The University of Maiduguri Teaching Hospital has stopped admitting new patients over concerns of contamination and hospital-acquired infections following the recent flooding in the city.
Speaking to Al Jazeera, Prof. Ahmed Ahidjo, the hospital’s Chief Medical Director, said the flood had severely affected the facility, and only emergency operations are being performed.
He explained that many costly machines in the facility were submerged by the flood.
He stated, “It will be very difficult to categorically state the extent of the damage but I have been in this hospital for the last 35 years and I have never seen something like this.
“Virtually the hospital is the largest in the whole of West Africa with about 1,300 bed capacity and the whole of the ground floor and the whole of the centres, we have about 14 specialised centres of excellence. They were all flooded. And some of the machines, they are very expensive, you know in the medical field.
“The cancer machines are truly expensive. The radiologic department is very expensive. The laboratories are very expensive. The kidney centre machines are very expensive. All these machines are submerged in water.”
He said due to these issues, the hospital decided to stop admitting new patients to prevent possible outbreaks of diseases.

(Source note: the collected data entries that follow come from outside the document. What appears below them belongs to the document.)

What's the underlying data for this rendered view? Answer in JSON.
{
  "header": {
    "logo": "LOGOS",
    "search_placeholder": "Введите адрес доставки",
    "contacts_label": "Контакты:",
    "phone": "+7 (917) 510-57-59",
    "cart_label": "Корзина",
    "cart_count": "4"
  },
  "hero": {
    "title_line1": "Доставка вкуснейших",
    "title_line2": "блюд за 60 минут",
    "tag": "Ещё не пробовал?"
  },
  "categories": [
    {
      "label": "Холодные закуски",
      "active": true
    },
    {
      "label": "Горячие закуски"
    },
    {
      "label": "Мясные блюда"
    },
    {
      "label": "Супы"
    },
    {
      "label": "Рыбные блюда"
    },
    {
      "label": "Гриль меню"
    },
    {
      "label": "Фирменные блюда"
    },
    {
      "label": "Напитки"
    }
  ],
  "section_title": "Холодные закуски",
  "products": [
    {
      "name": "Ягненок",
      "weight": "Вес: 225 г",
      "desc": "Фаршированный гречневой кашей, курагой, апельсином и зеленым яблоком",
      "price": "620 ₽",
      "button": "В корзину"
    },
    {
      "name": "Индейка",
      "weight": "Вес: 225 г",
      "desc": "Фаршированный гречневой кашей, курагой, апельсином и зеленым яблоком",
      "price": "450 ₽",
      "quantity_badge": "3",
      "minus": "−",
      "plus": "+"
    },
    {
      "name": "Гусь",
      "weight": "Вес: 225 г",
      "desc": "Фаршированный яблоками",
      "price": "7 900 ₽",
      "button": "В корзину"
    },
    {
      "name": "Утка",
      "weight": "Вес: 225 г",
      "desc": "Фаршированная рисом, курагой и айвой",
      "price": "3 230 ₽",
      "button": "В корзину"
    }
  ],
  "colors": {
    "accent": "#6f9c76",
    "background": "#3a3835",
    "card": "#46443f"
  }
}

“For now we only carry emergency operations, we have suspended admission because of fear of contamination. We fear that patients may get hospital-acquired infections and other forms of diseases because the whole of the hospital’s sewage is flooded and there is a mixing of this sewage fluid into the hospital premises. So it is difficult for us to handle new patients now, we are just managing.”
“The patients on admission, we have to give them basic support, we had to move all of them upstairs. And another challenge that we have is that the oxygen plant of the hospital is also flooded,” he said, adding that if an emergency comes in, it may be very difficult to handle.